Congresso Internacional de Direito e Tecnologia aborda cortes algorítmicas

Aconteceu entre os dias 23 e 24/11, na sede do TST, em Brasília, o “”, com mais de 780 congressistas de todo o mundo, em uma iniciativa do “Grupo de Pesquisa e Desenvolvimento em Direito e Tecnologia da UnB – DireitoTec/UnB”, tendo como coordenador científico o professor Ricardo Fernandes.

Para o professor Carlos Ayres Britto, do escritório Ayres Britto Consultoria Jurídica e Advocacia, a quem coube a palestra de boas-vindas, o Congresso trata de “tema desafiador, sobretudo para as pessoas de outras gerações”.

De acordo com o professor, a tecnologia “é um bem jurídico de berço constitucional, como podemos extrair da leitura do capítulo quarto do título oitavo de nossa Constituição: ‘da ciência, tecnologia e inovação'”.

Carlos Ayres Britto exortou ainda a todos a saudarem “a ideia de um seminário voltado para o tema da tecnologia no mundo judicial, jurídico”. Para ele, “a dinamicidade da vida desde os gregos, desde Heráclito, aponta o fato de que só não muda a própria mudança”, pois “ninguém entra duas vezes nas águas do mesmo rio, porque sempre estamos mudados”.

Encerrando a sua fala, o professor registrou: “a tecnologia é uma oportunidade de projetar de mim mesmo uma nova versão. A tecnologia é superávit de vida”.

O Congresso contou também com a participação da advogada Natália Peppi, também do escritório, que presidiu o painel “Os caminhos da tecnologia jurídica no Brasil”, com Luís Vicente Chiara, superintendente jurídico do banco Itaú; Cristiano Xavier, CEO da Future Law; Tiago Melo, da Softplan Brasil; e Renato Blum, especialista em Direito Digital.

Natália Peppi destacou a relevância de se incrementar os espaços de tomada de decisão com as mulheres, frisando ainda a pluralidade de gênero no Congresso. A advogada lançou a obra coletiva “Tecnologia Jurídica e Direito Digital”, que contou com o artigo “Comentários sobre Sociologia e Direito na Sociedade Informacional” em coautoria com o sociólogo e acadêmico de Direito Lucas Gonçalves Simões Vieira, que também integra a banca.

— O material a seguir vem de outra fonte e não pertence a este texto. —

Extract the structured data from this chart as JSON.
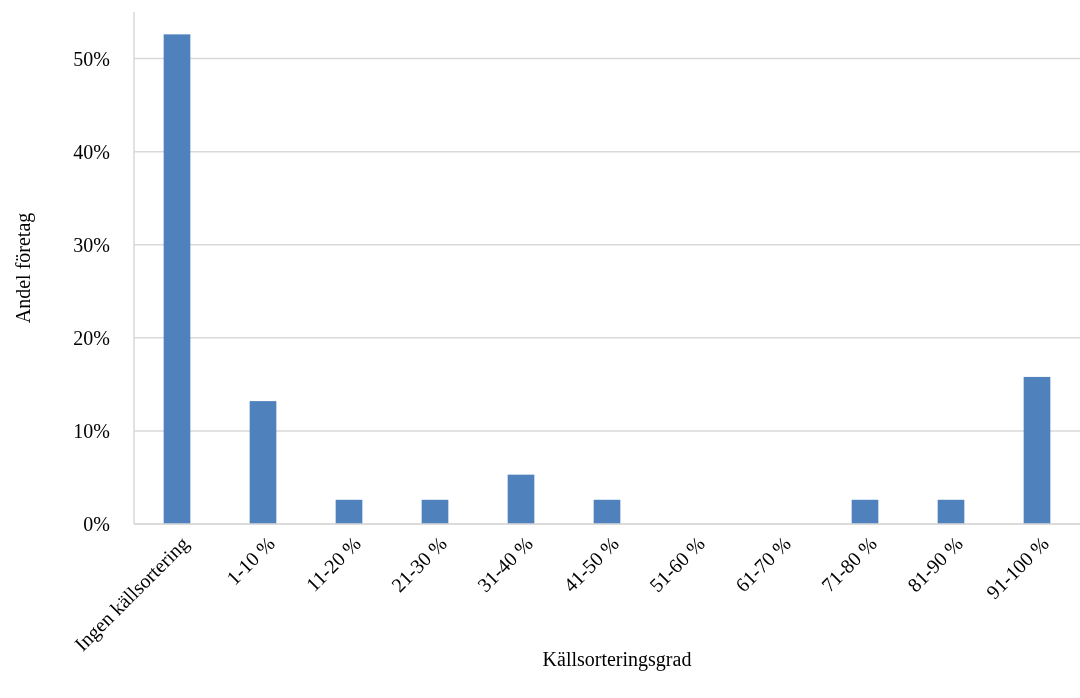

A parte da tarde foi aberta com o painel: “Estamos no caminho certo? Um debate necessário sobre o uso da tecnologia”, presidido pelo professor Tiago Conde Teixeira, e com a presença dos professores Florence G’Sell, Ana Frazão, Alexandre de Almeida Cardoso e Alberto Medeiros.

Nesse painel, a advogada Adriele Ayres Britto, de Ayres Britto Consultoria Jurídica e Advocacia, fez a palestra “Inteligência artificial no processo de decisões do Poder Judiciário. Análise constitucional de uma corte algorítmica”.

Adriele apontou o impacto da inteligência artificial no processo decisório e trouxe informações sobre uma condenação nos Estados Unidos feita por inteligência artificial quanto à dosimetria da pena (Wisconsin versus Loomis). No caso, o réu pediu acesso ao algoritmo, o que lhe foi negado. Acentua que não houve transparência sobre o algoritmo utilizado, um problema que devemos enfrentar.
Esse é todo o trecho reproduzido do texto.